LISTSERV 16.5 - CODE4LIB Archives

On Wed, Apr 15, 2009 at 00:20, Jonathan Rochkind <[log in to unmask]> wrote:
> Can you show me where this definition of a "URL" vs. a "URI" is made in any RFC or standard-like document?

From http://www.faqs.org/rfcs/rfc3986.html ;

1.1.3.  URI, URL, and URN

   A URI can be further classified as a locator, a name, or both.  The
   term "Uniform Resource Locator" (URL) refers to the subset of URIs
   that, in addition to identifying a resource, provide a means of
   locating the resource by describing its primary access mechanism
   (e.g., its network "location").  The term "Uniform Resource Name"
   (URN) has been used historically to refer to both URIs under the
   "urn" scheme [RFC2141], which are required to remain globally unique
   and persistent even when the resource ceases to exist or becomes
   unavailable, and to any other URI with the properties of a name.

   An individual scheme does not have to be classified as being just one
   of "name" or "locator".  Instances of URIs from any given scheme may
   have the characteristics of names or locators or both, often
   depending on the persistence and care in the assignment of
   identifiers by the naming authority, rather than on any quality of
   the scheme.  Future specifications and related documentation should
   use the general term "URI" rather than the more restrictive terms
   "URL" and "URN" [RFC3305].

As you can see, an URI is an identifier, and a URL is a locator
(mechanism for retrieval), and since a URL is a subset of an URI, you
_can_ resolve URIs as well.

> Sure, we have a _sense_ of how the connotation is different, but
> I don't think that sense is actually formalized anywhere.

It is, and the same stuff is documented in WikiPedia as well ;

   http://en.wikipedia.org/wiki/Uniform_Resource_Identifier
   http://en.wikipedia.org/wiki/Uniform_Resource_Locator

> I think the sem web crowd actually embraces this confusingness,

No, I think they take it at face value; they(the URIs)  are
identifiers for things, and can be used for just that purpose, but
they are also URLs which mean they resolve to something.
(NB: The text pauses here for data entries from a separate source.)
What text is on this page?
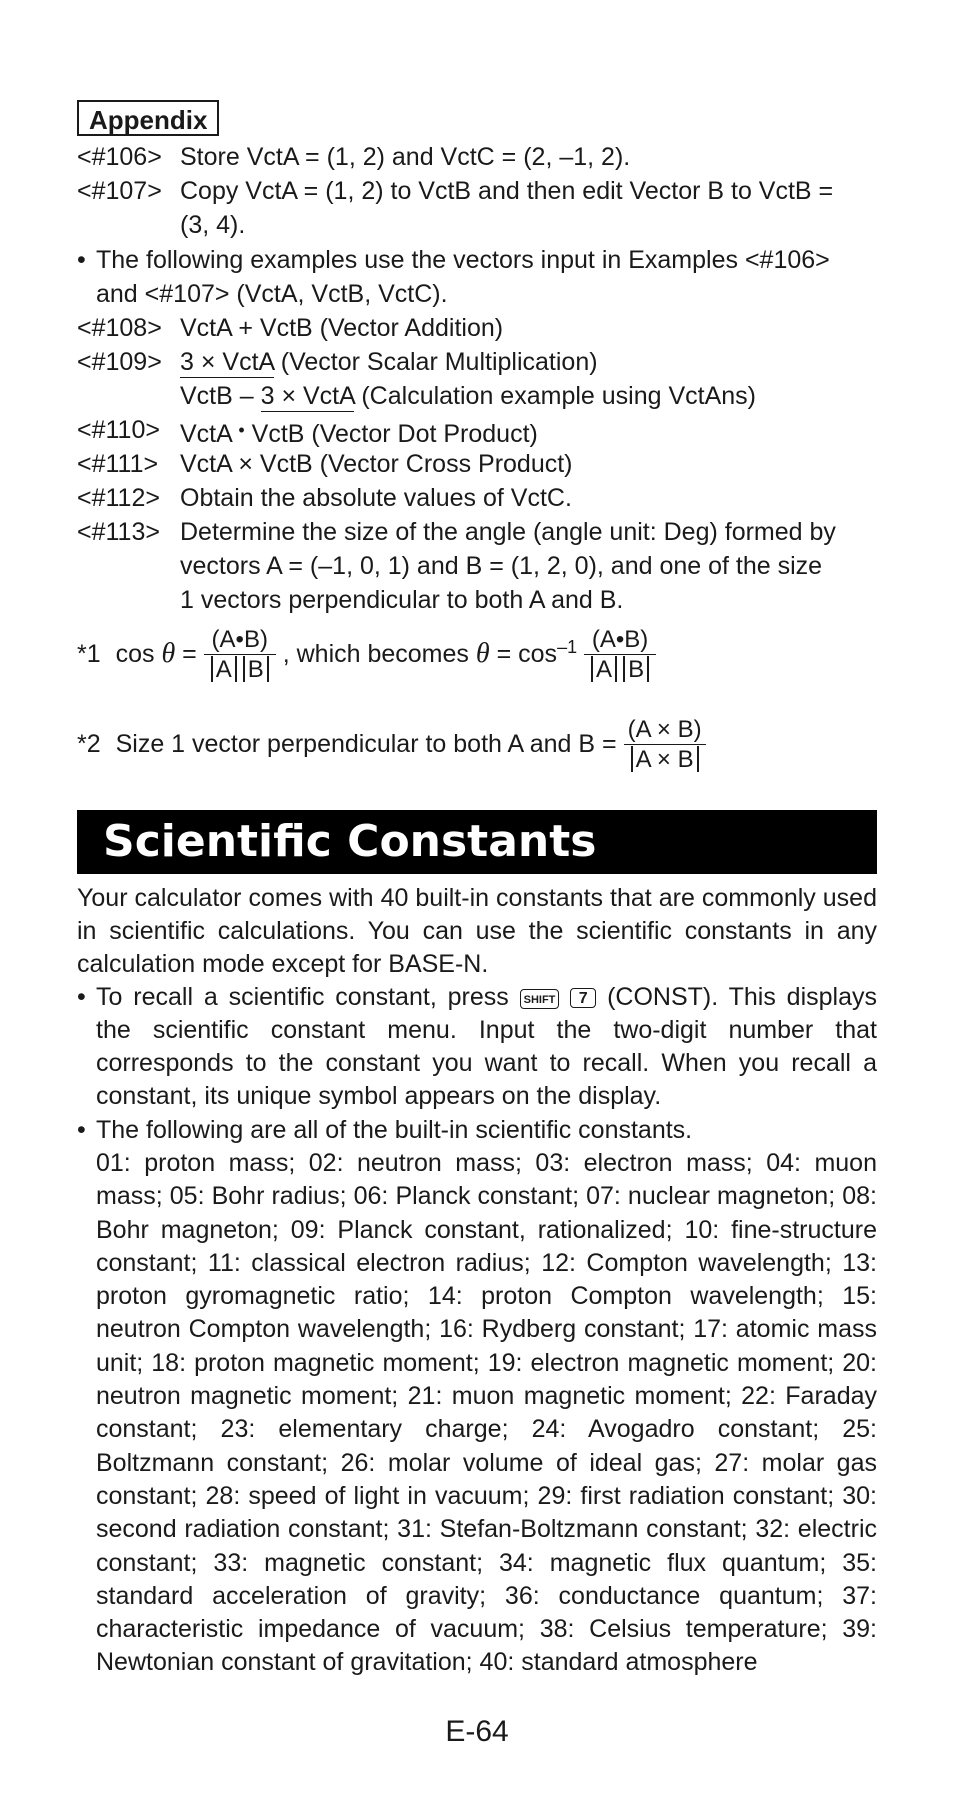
Appendix
<#106> Store VctA = (1, 2) and VctC = (2, –1, 2).
<#107> Copy VctA = (1, 2) to VctB and then edit Vector B to VctB =
(3, 4).
• The following examples use the vectors input in Examples <#106>
and <#107> (VctA, VctB, VctC).
<#108> VctA + VctB (Vector Addition)
<#109> 3 × VctA (Vector Scalar Multiplication)
VctB – 3 × VctA (Calculation example using VctAns)
<#110> VctA • VctB (Vector Dot Product)
<#111> VctA × VctB (Vector Cross Product)
<#112> Obtain the absolute values of VctC.
<#113> Determine the size of the angle (angle unit: Deg) formed by
vectors A = (–1, 0, 1) and B = (1, 2, 0), and one of the size
1 vectors perpendicular to both A and B.
*1 $\cos \theta = \frac{(A•B)}{\text{A B}}$ , which becomes $\theta = \cos^{-1} \frac{(A•B)}{\text{A B}}$
*2 Size 1 vector perpendicular to both A and $B = \frac{(A \times B)}{A \times B}$
Scientific Constants
Your calculator comes with 40 built-in constants that are commonly used in scientific calculations. You can use the scientific constants in any calculation mode except for BASE-N.
• To recall a scientific constant, press SHIFT 7 (CONST). This displays the scientific constant menu. Input the two-digit number that corresponds to the constant you want to recall. When you recall a constant, its unique symbol appears on the display.
• The following are all of the built-in scientific constants.
01: proton mass; 02: neutron mass; 03: electron mass; 04: muon mass; 05: Bohr radius; 06: Planck constant; 07: nuclear magneton; 08: Bohr magneton; 09: Planck constant, rationalized; 10: fine-structure constant; 11: classical electron radius; 12: Compton wavelength; 13: proton gyromagnetic ratio; 14: proton Compton wavelength; 15: neutron Compton wavelength; 16: Rydberg constant; 17: atomic mass unit; 18: proton magnetic moment; 19: electron magnetic moment; 20: neutron magnetic moment; 21: muon magnetic moment; 22: Faraday constant; 23: elementary charge; 24: Avogadro constant; 25: Boltzmann constant; 26: molar volume of ideal gas; 27: molar gas constant; 28: speed of light in vacuum; 29: first radiation constant; 30: second radiation constant; 31: Stefan-Boltzmann constant; 32: electric constant; 33: magnetic constant; 34: magnetic flux quantum; 35: standard acceleration of gravity; 36: conductance quantum; 37: characteristic impedance of vacuum; 38: Celsius temperature; 39: Newtonian constant of gravitation; 40: standard atmosphere
E-64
What I think
you're coming at is that "something" thing it resolves too, as *that*
has no definition. But then, if you go from RDF to Topic Maps PSIs
(PSIs are URIs with an extended meaning), *that* thing it resolves to
indeed has a definition; it's the prose explaining what the identifier
identifies, and this is the most important difference between RDF and
Topic Maps (and a very subtle but important difference, too).
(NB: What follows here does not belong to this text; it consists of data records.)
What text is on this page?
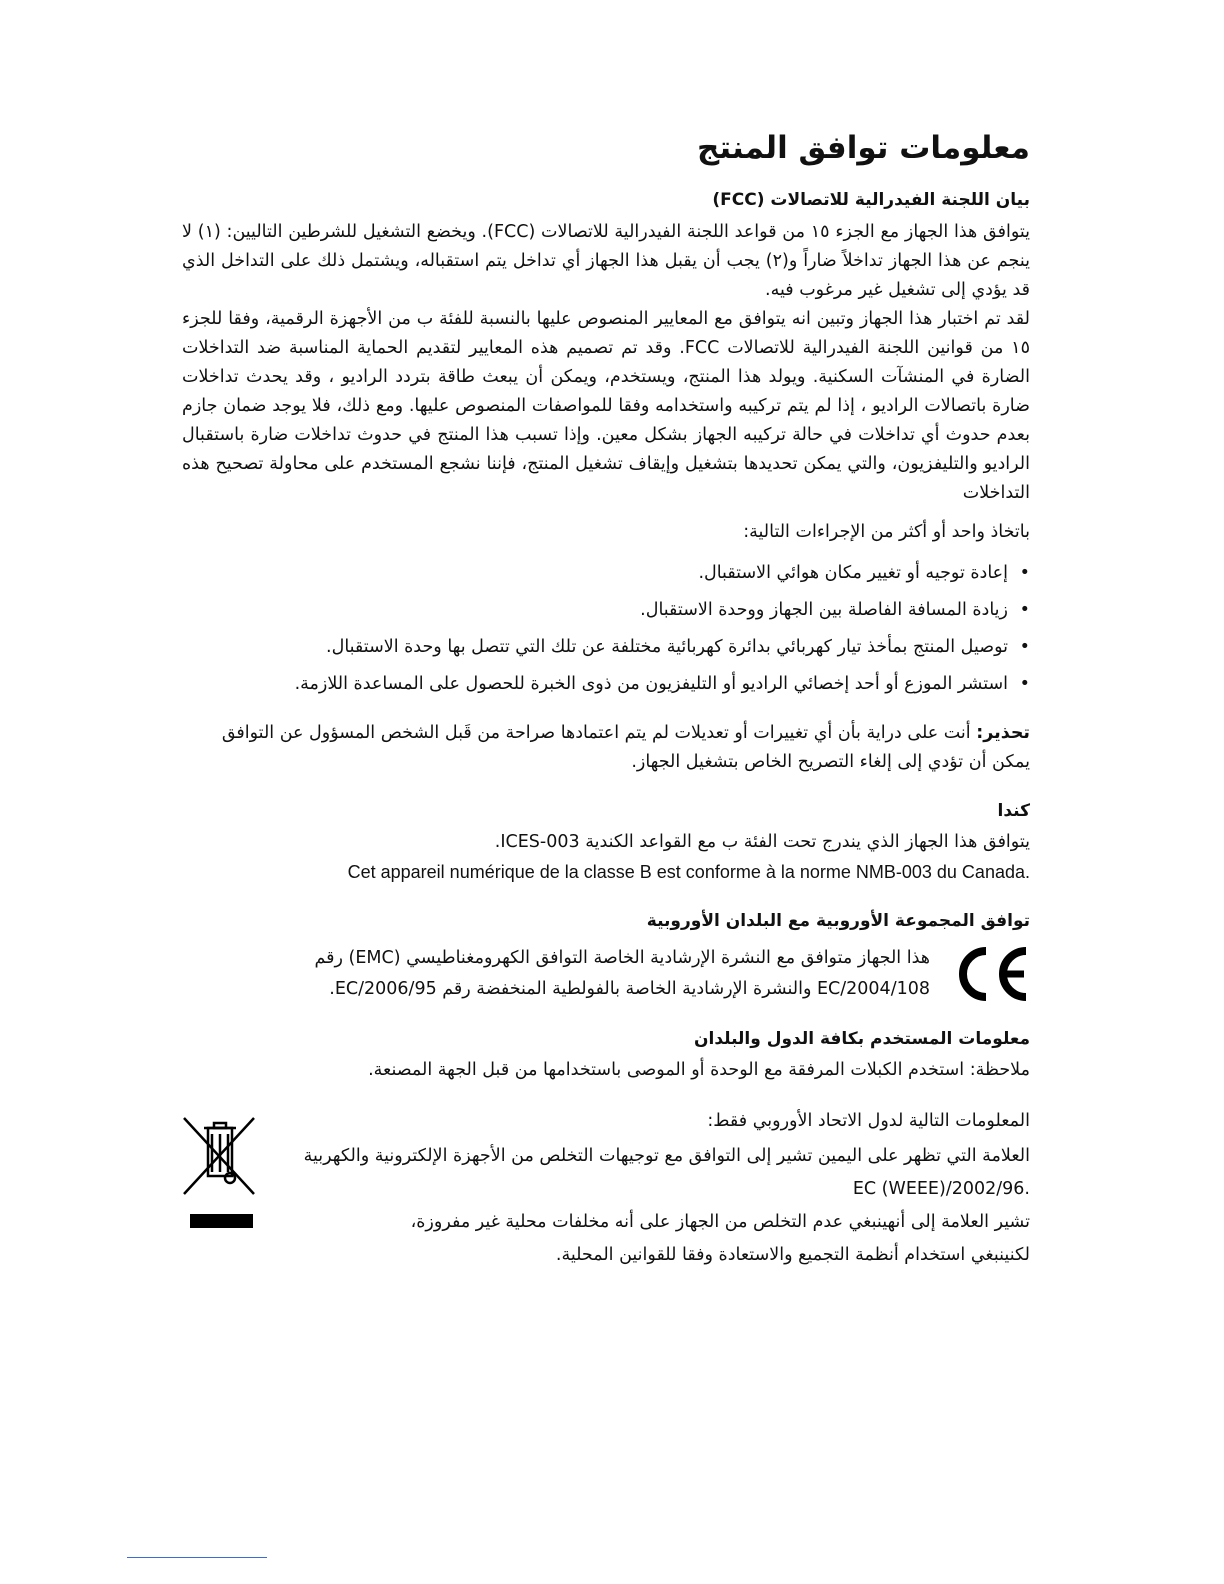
معلومات توافق المنتج
بيان اللجنة الفيدرالية للاتصالات (FCC)

يتوافق هذا الجهاز مع الجزء ١٥ من قواعد اللجنة الفيدرالية للاتصالات (FCC). ويخضع التشغيل للشرطين التاليين: (١) لا ينجم عن هذا الجهاز تداخلاً ضاراً و(٢) يجب أن يقبل هذا الجهاز أي تداخل يتم استقباله، ويشتمل ذلك على التداخل الذي قد يؤدي إلى تشغيل غير مرغوب فيه.

لقد تم اختبار هذا الجهاز وتبين انه يتوافق مع المعايير المنصوص عليها بالنسبة للفئة ب من الأجهزة الرقمية، وفقا للجزء ١٥ من قوانين اللجنة الفيدرالية للاتصالات FCC. وقد تم تصميم هذه المعايير لتقديم الحماية المناسبة ضد التداخلات الضارة في المنشآت السكنية. ويولد هذا المنتج، ويستخدم، ويمكن أن يبعث طاقة بتردد الراديو ، وقد يحدث تداخلات ضارة باتصالات الراديو ، إذا لم يتم تركيبه واستخدامه وفقا للمواصفات المنصوص عليها. ومع ذلك، فلا يوجد ضمان جازم بعدم حدوث أي تداخلات في حالة تركيبه الجهاز بشكل معين. وإذا تسبب هذا المنتج في حدوث تداخلات ضارة باستقبال الراديو والتليفزيون، والتي يمكن تحديدها بتشغيل وإيقاف تشغيل المنتج، فإننا نشجع المستخدم على محاولة تصحيح هذه التداخلات

باتخاذ واحد أو أكثر من الإجراءات التالية:

• إعادة توجيه أو تغيير مكان هوائي الاستقبال.
• زيادة المسافة الفاصلة بين الجهاز ووحدة الاستقبال.
• توصيل المنتج بمأخذ تيار كهربائي بدائرة كهربائية مختلفة عن تلك التي تتصل بها وحدة الاستقبال.
• استشر الموزع أو أحد إخصائي الراديو أو التليفزيون من ذوى الخبرة للحصول على المساعدة اللازمة.

تحذير: أنت على دراية بأن أي تغييرات أو تعديلات لم يتم اعتمادها صراحة من قَبل الشخص المسؤول عن التوافق يمكن أن تؤدي إلى إلغاء التصريح الخاص بتشغيل الجهاز.

كندا

يتوافق هذا الجهاز الذي يندرج تحت الفئة ب مع القواعد الكندية ICES-003.

Cet appareil numérique de la classe B est conforme à la norme NMB-003 du Canada.

توافق المجموعة الأوروبية مع البلدان الأوروبية

هذا الجهاز متوافق مع النشرة الإرشادية الخاصة التوافق الكهرومغناطيسي (EMC) رقم

2004/108/EC والنشرة الإرشادية الخاصة بالفولطية المنخفضة رقم 2006/95/EC.

معلومات المستخدم بكافة الدول والبلدان

ملاحظة: استخدم الكبلات المرفقة مع الوحدة أو الموصى باستخدامها من قبل الجهة المصنعة.

المعلومات التالية لدول الاتحاد الأوروبي فقط:

العلامة التي تظهر على اليمين تشير إلى التوافق مع توجيهات التخلص من الأجهزة الإلكترونية والكهربية

.2002/96/EC (WEEE)

تشير العلامة إلى أنهينبغي عدم التخلص من الجهاز على أنه مخلفات محلية غير مفروزة،

لكنينبغي استخدام أنظمة التجميع والاستعادة وفقا للقوانين المحلية.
> they want to have it both ways: Oh, a URI doesn't need to resolve,
> it's just an opaque identifier; but you really should use http URIs
> for all URIs; why? because it's important that they resolve.

I smell straw-man. :) But yes, they do want both, as both is in fact a
friggin' smart thing to have. We all deal with identifiers all the
time, in internal as external applications, so why not use an
indetifier scheme that has the added bonus of adding a resolver
mechanism? If you want to be stupid and lock yourself in your limited
world, then using them as just identifiers is fine but perhaps a bit,
well, stupid. But if you want to be smart about it, realizing that
without ontological work there will *never* be proper interop, you use
those identifiers and let them resolve to something. And if you're
really smart, you let them resolve to either more RDF statements, or,
if you're seriously Einsteinly smart, use PSIs (as in Topic Maps) :).
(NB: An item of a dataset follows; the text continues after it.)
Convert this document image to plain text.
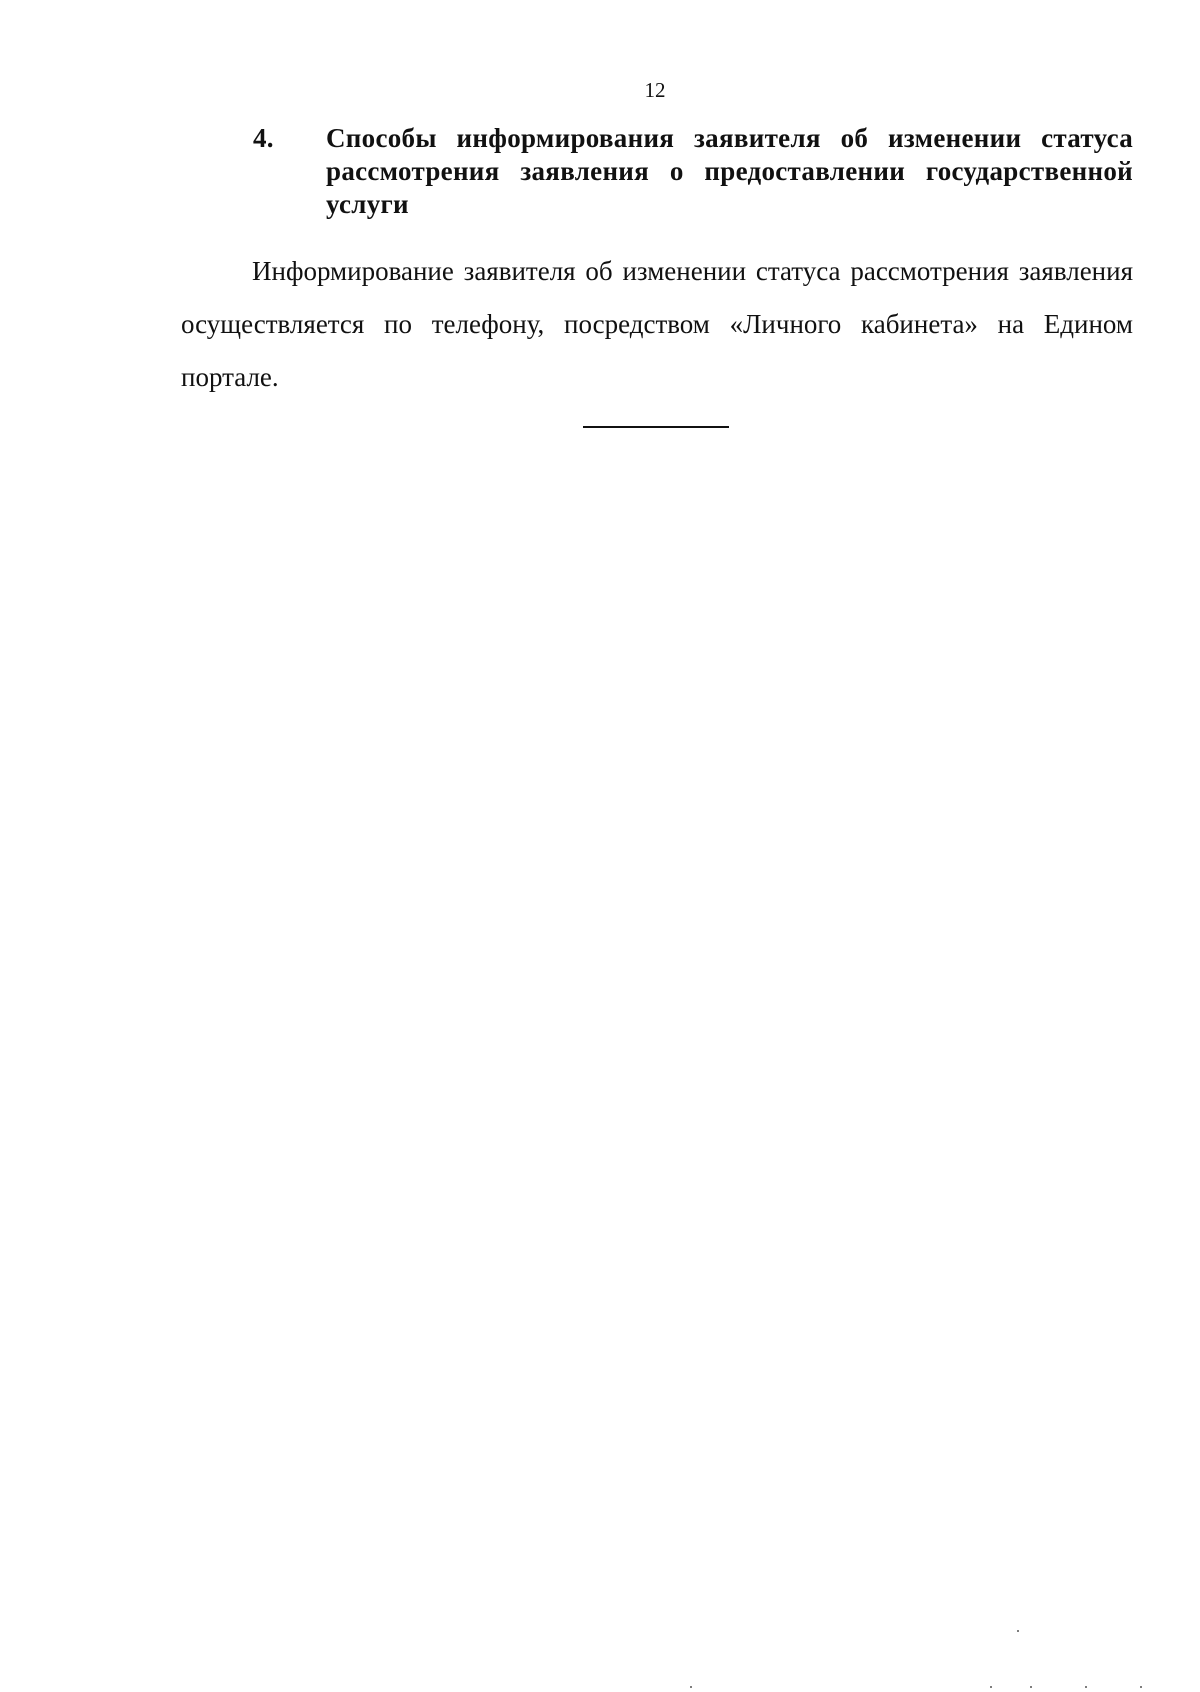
12
4.	Способы информирования заявителя об изменении статуса рассмотрения заявления о предоставлении государственной услуги

Информирование заявителя об изменении статуса рассмотрения заявления осуществляется по телефону, посредством «Личного кабинета» на Едином портале.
> In general, combining two functions in one mechanism is a
> dangerous and confusing thing to do in data design, in my opinion.

Because ... ?

> By analogy, it's what gets a lot of MARC/AACR2 into trouble.

Hmm, and I thought it was crap design that did that, coupled with poor
metadata constraints and validation channels, untyped fields, poor
tooling, the lack of machine understandability, and the general
library idiom of "not invented here". But correct me if I'm wrong. :)

> Over in: http://www.w3.org/2001/tag/doc/URNsAndRegistries-50-2006-08-17.html

Umm, I'd be wary to take as canon a draft with editorial notes going
back 4 to 5 years that still aren't resolved. In other words, this
document isn't relevant to the real world. Yet.

> They suggest: "URI opacity    'Agents making use of URIs SHOULD NOT attempt to infer properties of the referenced resource.'"

Well, as a RESTafarian I understand this argument quite well. It's
about not assuming too much from the internal structure of the URI.
Again, it's an identifier, not a scheme such as an URL where structure
is defined. Again, for URIs, don't assume structure because at this
point it isn't an URL.

> If I get a URI representing (eg) a Sudoc (or an ISSN, or an LCCN), I need to
> be able to tell from the URI alone that it IS a Sudoc, AND I need to be able
> to extract the actual SuDoc identifier from it.  That completely violates their
> Opacity requirement

I think you are quite mistaken on this, but before we leap into wheter
the web is suitable for SuDoc I'd rather point out that SuDoc isn't
web friendly in itself, and *that* more than anything stands in the
way of using them with the web. Also, having a unified resolver for
SuDoc isn't hard, can be at a fixed URL, and use a parameter for
identifiers. You don't need to snoop the non-parameterized section of
an URI to get the ID's ;

   http://somewhere.com/sudoc?id=Y%203.C%2076/3:2%20K%2054

It's up to the server-side to deal with that URI and pick out the
parameters as it sees fit, not the creator of the URI (ie. the
client).

> but it's entirely infeasible to require me to make an individual HTTP request
> for every URI I find, to figure out what it IS.

No it's not; if you design your system RESTfully (which, indeed, HTTP
is) then the discovery part can be fast, cached, and using URI
templates embedded in HTTP responses, fully flexible and fit for your
purposes.

> But I just want a darn SuDoc in a URI -- and there are advantages to
> putting a SuDoc in a URI _precisely_ so it can be used in URI-using
> infrastructures like RDF, and these advantages hold _even if_ it's not
> resolvable and we ignore the 'opacity' reccommendation.

   http://somewhere.com/sudoc?id=Y%203.C%2076/3:2%20K%2054

The trick isn't to do it; the trick is to have people agree on how to
do it. The mechanisms are there, ripe for the taking, but you still
need people to agree on how it's done. Off you go, start that
conversation with others that have an interest in SuDoc.


Kind regards,

Alex
-- 
---------------------------------------------------------------------------
 Project Wrangler, SOA, Information Alchemist, UX, RESTafarian, Topic Maps
------------------------------------------ http://shelter.nu/blog/ --------